Mary Robinson on the Catholic Church and how her UN position almost caused a breakdown
Ireland’s first female president gets emotional speaking about her role in international human rights and her tough jobs
Former president of Ireland Mary Robinson says she was on the verge of a breakdown when she took on a top role at the United Nations (UN).
On the BBC Radio 4 show “Desert Island Discs” she spoke about the stress of her professional position and her problems with the Catholic Church over its authoritarian stance on family planning.
Robinson quit her presidency three months before the end of her term in 1997 to take on the position of UN High Commissioner for Human Rights.
She told the BBC, “I decided to get up earlier in the morning, come in, work harder, work later.
"I started taking sleeping pills and by the first Christmas in 1997 I was a wreck. I was exhausted.
"My eldest brother who was a doctor took a look at me and he told me, 'Mary, you've got to watch it, you're going into breakdown territory'."
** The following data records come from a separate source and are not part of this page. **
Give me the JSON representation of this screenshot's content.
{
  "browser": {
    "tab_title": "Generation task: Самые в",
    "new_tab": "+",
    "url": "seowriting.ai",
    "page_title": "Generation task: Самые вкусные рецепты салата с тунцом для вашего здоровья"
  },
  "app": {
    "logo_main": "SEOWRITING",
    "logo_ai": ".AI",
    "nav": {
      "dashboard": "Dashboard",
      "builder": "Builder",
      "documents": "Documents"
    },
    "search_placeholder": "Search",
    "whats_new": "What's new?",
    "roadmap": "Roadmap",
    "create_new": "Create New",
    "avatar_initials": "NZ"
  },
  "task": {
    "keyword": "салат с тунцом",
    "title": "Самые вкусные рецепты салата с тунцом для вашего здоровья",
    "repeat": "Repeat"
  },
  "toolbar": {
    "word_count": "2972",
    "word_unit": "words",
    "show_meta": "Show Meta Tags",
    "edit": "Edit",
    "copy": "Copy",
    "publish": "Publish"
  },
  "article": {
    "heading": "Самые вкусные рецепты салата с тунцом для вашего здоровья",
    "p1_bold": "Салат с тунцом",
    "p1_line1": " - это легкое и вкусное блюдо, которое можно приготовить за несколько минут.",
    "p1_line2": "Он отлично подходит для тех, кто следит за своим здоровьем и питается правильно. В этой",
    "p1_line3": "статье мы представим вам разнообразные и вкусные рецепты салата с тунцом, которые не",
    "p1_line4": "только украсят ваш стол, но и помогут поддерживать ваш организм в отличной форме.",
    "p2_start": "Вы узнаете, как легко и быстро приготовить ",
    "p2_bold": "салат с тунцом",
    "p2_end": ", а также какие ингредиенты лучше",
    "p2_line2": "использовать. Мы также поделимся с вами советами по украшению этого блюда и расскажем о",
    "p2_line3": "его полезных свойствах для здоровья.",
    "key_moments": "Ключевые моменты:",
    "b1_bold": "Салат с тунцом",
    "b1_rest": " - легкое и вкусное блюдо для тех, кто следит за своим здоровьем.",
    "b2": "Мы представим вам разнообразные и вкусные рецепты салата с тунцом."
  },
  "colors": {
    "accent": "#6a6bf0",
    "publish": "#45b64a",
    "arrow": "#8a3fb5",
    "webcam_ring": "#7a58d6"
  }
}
She decided to throw away the sleeping pills and take a break.
She said, “I took an extra week and spent a lot of time walking by the lake and pulled myself together.
"I decided I've got to get on top of this. I've got to do this job."
Robinson got emotional opening up about her past and broke into tears speaking about her trip to Delhi. She chose the song “We Shall Overcome” as one of her favorite tunes and spoke about when a crowd of children in Delhi gave a rousing performance of the song.
Robinson, who was the first female president of Ireland, spoke about her faith. She said, “I'm not somebody who goes to mass every Sunday because I feel I have to.”
"I'm deeply spiritual and I'm seeking to understand the way in which so much of the Catholic Church is so authoritarian not supporting family planning. So there's a great deal that I'm very, very troubled by."
She told the BBC show she still believes in the "gospel of Jesus as being the highest standard that we can attain."
Robinson campaigned throughout her career for the legalisation of contraception. In the late 1970s she received a lot of hate mail when she introduced a private members' bill on family planning when she was first elected to the Senate.
She admitted, “That affected me.
"I was 25 going on 26 and I remember walking down the main street in Dublin, Grafton Street, and feeling that people were going to jump out and say 'I hate you, you're the devil incarnate'."
Robinson chose “Non, Je Ne Regrette Rien” by Edith Piaf and Pavarotti's “Nessun Dorma” as two other desert island discs. She chose a solar cooker as the luxury item she would hypothetically take to a desert island, and as a book, “The Field Day Anthology of Irish Writing”.